Tragaluz’s stunning glass roof, stylish interior and high-quality but play-it-safe cooking make it an ideal choice for entertaining business guests or taking a break from designer shopping sprees on Passeig de Gràcia.
It was raining hard and the sky above Barcelona was black when I set out for Tragaluz (Passatge de la Concepció 5, Tel. +34 934 870 621). Autumnal storms aren’t the weather you hope for when visiting a restaurant whose name translates as ‘skylight’ so I was delighted to find that the clouds had broken when I stepped out of Diagonal Metro station.
By the time I’d walked a few metres to the side alley between Passeig de Gràcia and Rambla Catalunya and climbed the stairs to Tragaluz, there was nothing but blue heaven and sunshine to be seen overhead and the restaurant was bathed in natural light.
Tragaluz’s been around for a long time and is well known on the Barcelona dining scene. It’s undergone a few facelifts but the unchanging highlight of its design is a glass and steel ceiling that can be opened in good weather. It gives the dining area, reached by walking through the open kitchen, a unique character.
Upstairs, under the ridge of the roof, is a smaller area with extra tables that can be used during busy periods or for customers who just want a coffee. There’s also a unisex toilet which I saw completely flummox an elderly couple.
Groups of well-heeled Catalan ladies-who-lunch (and who own shares in hairspray manufacturers, if they’ve any sense) laughed and chatted with the relaxed ease of regulars; steel-haired businesspeople entertained clients and partners, while smart but informal staff buzzed around. The restaurant was completely packed on a wet, midweek lunchtime. Crisis? What crisis?
Tragaluz has a €25 fixed menu del día that doesn’t skimp on the good stuff: steak tartare and foie gras were included on the day I visited. À la carte main courses are in the €18-€27 range. I was given the chance to try a selection of the dishes on the menu, so please note that serving sizes are usually larger than those in the photos here.

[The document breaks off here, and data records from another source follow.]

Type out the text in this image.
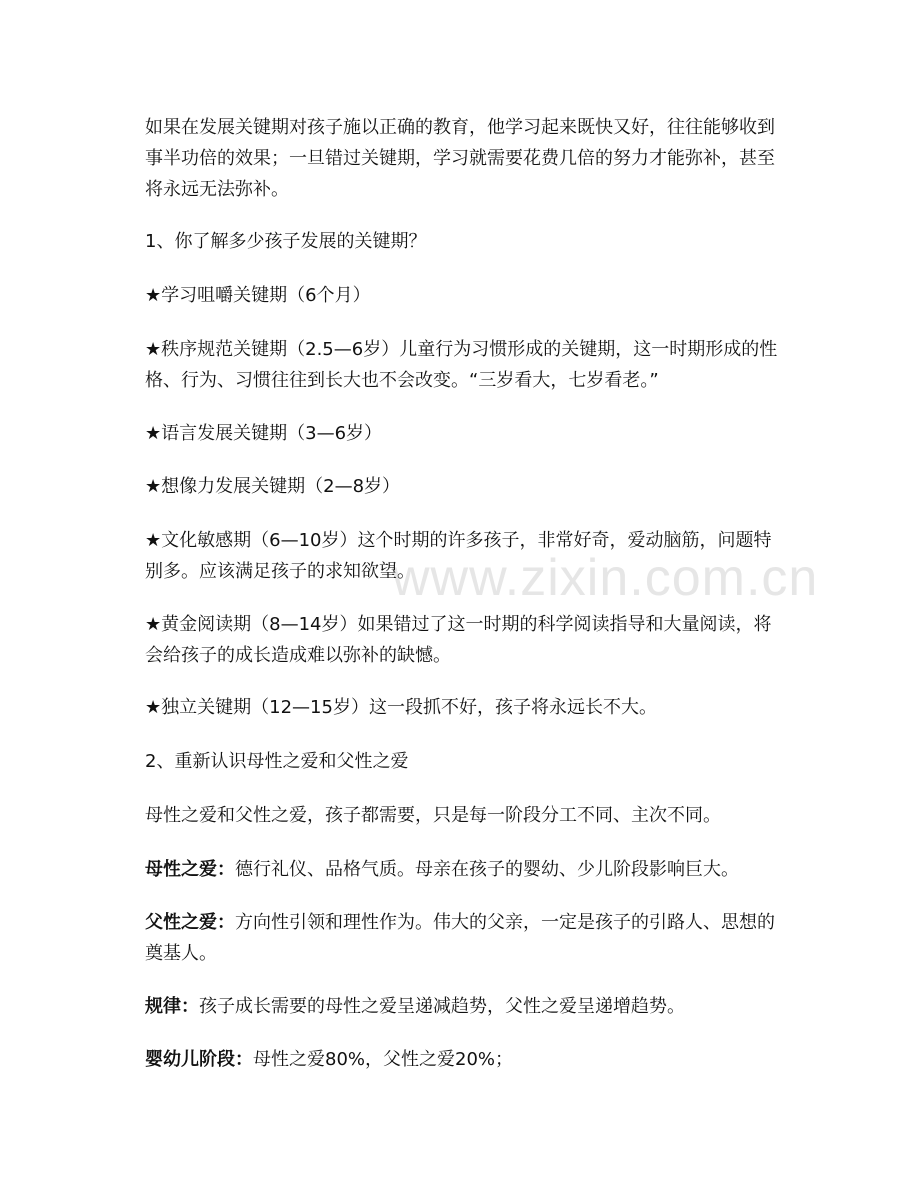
www.zixin.com.cn

如果在发展关键期对孩子施以正确的教育，他学习起来既快又好，往往能够收到事半功倍的效果；一旦错过关键期，学习就需要花费几倍的努力才能弥补，甚至将永远无法弥补。

1、你了解多少孩子发展的关键期？

★学习咀嚼关键期（6个月）

★秩序规范关键期（2.5—6岁）儿童行为习惯形成的关键期，这一时期形成的性格、行为、习惯往往到长大也不会改变。“三岁看大，七岁看老。”

★语言发展关键期（3—6岁）

★想像力发展关键期（2—8岁）

★文化敏感期（6—10岁）这个时期的许多孩子，非常好奇，爱动脑筋，问题特别多。应该满足孩子的求知欲望。

★黄金阅读期（8—14岁）如果错过了这一时期的科学阅读指导和大量阅读，将会给孩子的成长造成难以弥补的缺憾。

★独立关键期（12—15岁）这一段抓不好，孩子将永远长不大。

2、重新认识母性之爱和父性之爱

母性之爱和父性之爱，孩子都需要，只是每一阶段分工不同、主次不同。

母性之爱：德行礼仪、品格气质。母亲在孩子的婴幼、少儿阶段影响巨大。

父性之爱：方向性引领和理性作为。伟大的父亲，一定是孩子的引路人、思想的奠基人。

规律：孩子成长需要的母性之爱呈递减趋势，父性之爱呈递增趋势。

婴幼儿阶段：母性之爱80%，父性之爱20%；
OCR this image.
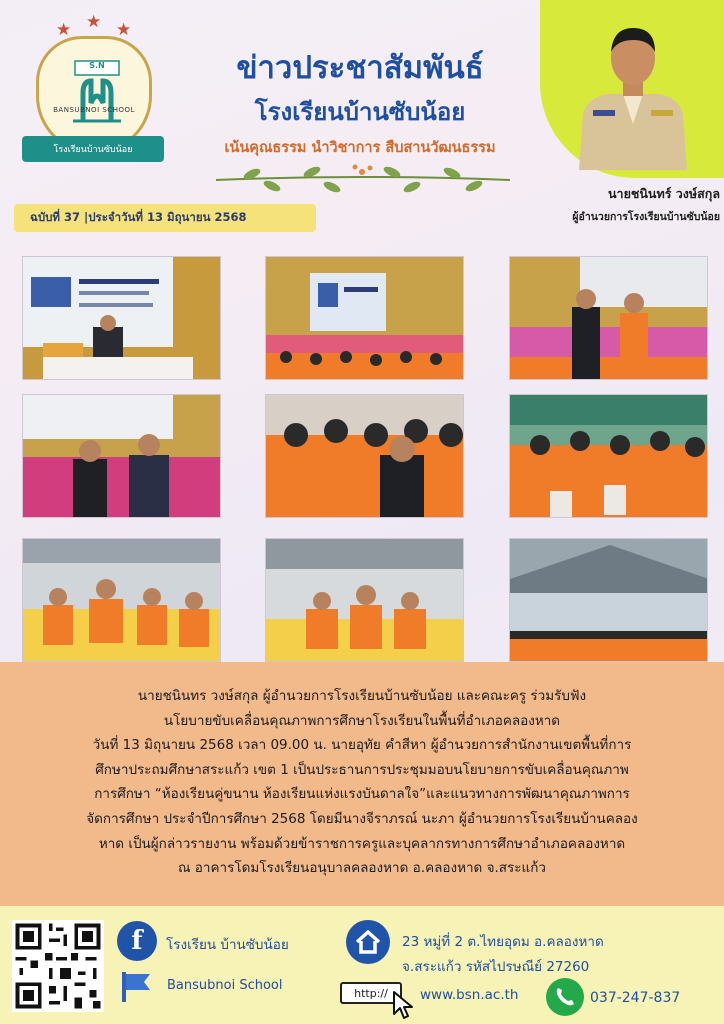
★ ★ ★
S.N
BANSUBNOI SCHOOL
โรงเรียนบ้านซับน้อย
ข่าวประชาสัมพันธ์
โรงเรียนบ้านซับน้อย
เน้นคุณธรรม นำวิชาการ สืบสานวัฒนธรรม
นายชนินทร์ วงษ์สกุล
ผู้อำนวยการโรงเรียนบ้านซับน้อย
ฉบับที่ 37 |ประจำวันที่ 13 มิถุนายน 2568
นายชนินทร วงษ์สกุล ผู้อำนวยการโรงเรียนบ้านซับน้อย และคณะครู ร่วมรับฟัง
นโยบายขับเคลื่อนคุณภาพการศึกษาโรงเรียนในพื้นที่อำเภอคลองหาด
วันที่ 13 มิถุนายน 2568 เวลา 09.00 น. นายอุทัย คำสีหา ผู้อำนวยการสำนักงานเขตพื้นที่การ
ศึกษาประถมศึกษาสระแก้ว เขต 1 เป็นประธานการประชุมมอบนโยบายการขับเคลื่อนคุณภาพ
การศึกษา “ห้องเรียนคู่ขนาน ห้องเรียนแห่งแรงบันดาลใจ”และแนวทางการพัฒนาคุณภาพการ
จัดการศึกษา ประจำปีการศึกษา 2568 โดยมีนางจีราภรณ์ นะภา ผู้อำนวยการโรงเรียนบ้านคลอง
หาด เป็นผู้กล่าวรายงาน พร้อมด้วยข้าราชการครูและบุคลากรทางการศึกษาอำเภอคลองหาด
ณ อาคารโดมโรงเรียนอนุบาลคลองหาด อ.คลองหาด จ.สระแก้ว
f	โรงเรียน บ้านซับน้อย
Bansubnoi School
23 หมู่ที่ 2 ต.ไทยอุดม อ.คลองหาด
จ.สระแก้ว รหัสไปรษณีย์ 27260
http://	www.bsn.ac.th	037-247-837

The aforementioned tartare and foie was first, served with a simple plate of seasonal wild mushrooms. The tartare and foie were pleasant but a little disappointing: quality ingredients but they were underseasoned and the tartare lacked character. If I’m going to risk my health with raw meat (which, as regular readers will know, I love) then I want my tartare to be worth it.
The mushrooms were excellent, seasoned with black salt.
A salad of organic tomato, figs, rocket (arugula, to my American readers), and smoked mozzarella was fresh and uncomplicated. The rocket pesto perhaps lacked pep – a few pine nuts might have helped – but it was still a good dish.
‘Chatka’ crabmeat under a salad of watercress, mushrooms and apple was excellent. The dressing was balanced and the combination of textures worked well. I’d certainly order this again.
The next plate was outstanding: top-quality 000-grade Escala anchovies, capers, parmesan and roasted red pepper on slender strips of toast. A great, salty whack of fantastic flavours.
Scallops with leek and pine nuts (aha!) came next. The menu mentioned a confit of cherries which was nowhere to be found on my plate but sounded like just the thing the dish needed to lift it up from good to excellent.
Rare tuna with Japanese ponzu and miso and a vegetable couscous had great textures, with plenty of crunch in the couscous and just the right balance of sweet and sour.
Sticky and super-tender beef with caramelized shallots and creamed potatoes was as rich as it sounds. The slow-cooked beef (oxtail, I suspect) smelled fractionally burnt but wasn’t: the brakes had been put on the browning at just the right time and the smell came from the smoky shavings on top. The baby veg were crisp and the reduced jus delicious. A very good dish which matched well with the plummy Vinyes Domenech Furvus 2010 Montsant I was drinking and which I can certainly recommend.
Dessert was a rib-sticking bread pudding with cinnamon ice-cream. I expected something a little more refined but I’m pleased I didn’t get it: this was very good indeed.
The Tragaluz team can obviously cook but they understandably play it safe with most of the dishes on the menu. It’s traditional food, presented in a modern style, with nothing that will scare off the average customer. This isn’t a restaurant for visiting gastronomes and hard-core foodies to tick off a list but it is a beautiful place for the rest of the human race to enjoy an excellent meal. Full disclosure: I didn’t pay for my meal but I’d return to Tragaluz with visitors without hesitation, in complete confidence that they’d eat well and love the dining room, looking up at the sun or the stars – or even the rain.